Il est donc très clair de peau. Nous ignorons tout de sa vie, avant
1794. Comme Delgrès et Pélage, il appartient au Bataillon des Antilles
dont il est capitaine. Il quitte Brest, le 27 novembre 1794 et arrive
en Guadeloupe, en compagnie des commissaires de la Convention Goyraud
et Lebas, le 6 janvier 1795. Il reste dans l'île à la tête d'une compagnie.
En septembre 1798, il est capitaine d'une compagnie du 1er bataillon,
détachée à Trois-Rivières. Aide de camp de Jeannet, puis de Lacrosse
en 1801, il dirige également une compagnie du 2ème bataillon. Il ne
participe pas à la journée du 21 octobre 1801.

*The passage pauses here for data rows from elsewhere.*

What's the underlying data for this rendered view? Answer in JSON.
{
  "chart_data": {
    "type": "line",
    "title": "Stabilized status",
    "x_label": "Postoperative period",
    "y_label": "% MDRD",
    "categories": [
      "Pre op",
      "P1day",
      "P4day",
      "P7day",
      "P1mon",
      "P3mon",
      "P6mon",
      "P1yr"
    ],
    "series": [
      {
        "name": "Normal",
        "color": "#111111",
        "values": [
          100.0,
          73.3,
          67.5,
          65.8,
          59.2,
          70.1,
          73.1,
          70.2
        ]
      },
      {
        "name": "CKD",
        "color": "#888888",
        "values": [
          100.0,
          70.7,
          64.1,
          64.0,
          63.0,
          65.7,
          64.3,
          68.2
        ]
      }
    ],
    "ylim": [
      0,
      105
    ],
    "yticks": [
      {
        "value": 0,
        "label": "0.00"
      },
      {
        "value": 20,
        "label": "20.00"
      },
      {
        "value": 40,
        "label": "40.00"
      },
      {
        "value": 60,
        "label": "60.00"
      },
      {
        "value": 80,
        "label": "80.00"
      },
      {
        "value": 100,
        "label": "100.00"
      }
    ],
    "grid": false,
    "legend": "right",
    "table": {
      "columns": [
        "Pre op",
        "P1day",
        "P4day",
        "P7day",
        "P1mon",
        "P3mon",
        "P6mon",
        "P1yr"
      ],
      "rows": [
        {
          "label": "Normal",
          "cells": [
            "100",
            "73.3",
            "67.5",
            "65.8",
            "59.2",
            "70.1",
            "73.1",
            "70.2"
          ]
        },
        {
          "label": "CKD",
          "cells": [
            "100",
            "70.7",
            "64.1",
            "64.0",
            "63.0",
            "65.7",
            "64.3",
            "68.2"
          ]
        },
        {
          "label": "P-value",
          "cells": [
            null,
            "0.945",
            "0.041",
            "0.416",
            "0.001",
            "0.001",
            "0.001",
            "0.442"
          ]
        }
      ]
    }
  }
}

Il est l'un des rares hommes de couleur à être qualifié d'anarchiste
(néo-jacobin) par Lacrosse. Pélage donne à Massoteau le commandement
du fort Saint-Charles. Le 7 janvier 1802, il prend le commandement
de la place de Basse-Terre, laissé vacant par Delgrès. En mars 1802,
il est relevé de ses fonctions par Gédéon, car Pélage considère que
Massoteau et Delgrès agissent de manière trop autonome, à Basse-Terre.
Il reprend le commandement d'une compagnie du 2ème bataillon à Pointe-à-Pitre.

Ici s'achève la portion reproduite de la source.